When looking at office take-up rates more in detail, we can observe the following trends:
– in the City of London, the number of office properties under offer has grown by 52 per cent. Take-up for second hand floor space and pre-lettings is down by 32 per cent and 12 per cent in each case
– no pre-lettings have taken place during the last quarter in the West End
– on the other hand, Midtown London has experienced the largest amout of pre-let transactions in the city, but a substantial decrease (46 per cent) in Grade B take-up rates
– pre-lettings were also on the rise in central London, with a quarterly change of 89 per cent
– office property under offer in Southbank has increased by 62 per cent in the last three months
As there are almost 5.6 million square feet of office space on a lease that expires during 2013, it is expected that the number of available properties might increase over the course of the year. All of these potetially available properties are 10,000 square feet or larger. The current availability rates stand as follows:
– 9.5 per cent for office properties in the City of London
– 6.1 per cent in the West End
– 5.2 per cent in the area known as Midtown
– 8.7 per cent in the Docklands
– 12 per cent for offices in Southbank
– 7.8 per cent in central London
Availability indexes have increased in all areas except for the West End, where they have remained stable. The most noticeable increase has taken place in the Southbank area.

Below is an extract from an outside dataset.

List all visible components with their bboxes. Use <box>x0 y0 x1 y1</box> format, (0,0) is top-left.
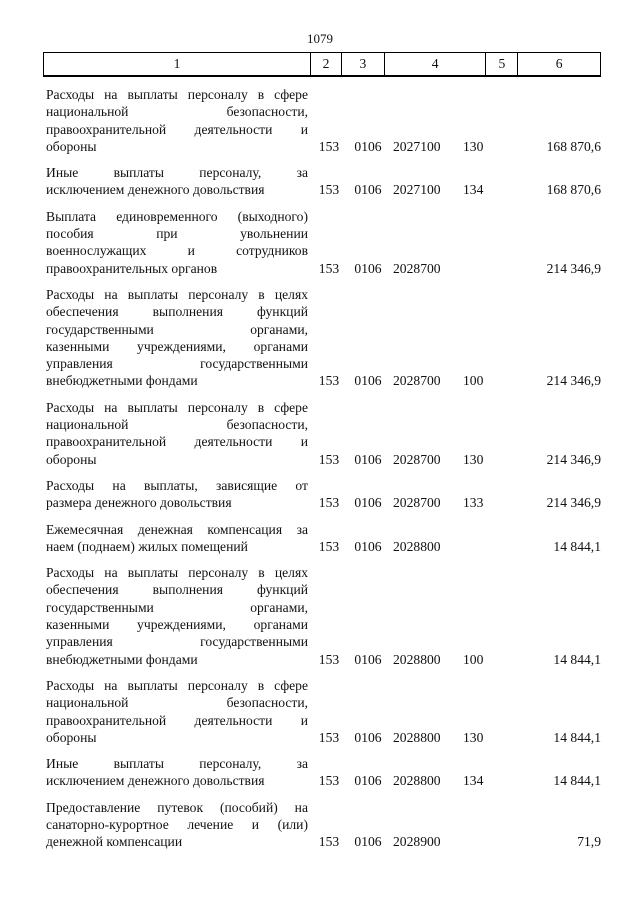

Retail property in London: mixed trends
The main theme that has dominated the retail property market in London during the first quarter of 2013 is an stagnating index of yields on investment. The current figure is set at 5 per cent, which is well below the 7.5 per cent forecast by market analysts.
The majority of retail investment transactions in London have been carried out by property companies and by Middle Eastern private investors, in contrast with the last quarter of last year, when most investment was carried out by retail dynasties.
However, demand for rental retail properties remains stable throughout the city, with some areas experiencing a remarkable growth in demand, such as Stratford and the N1 postcode.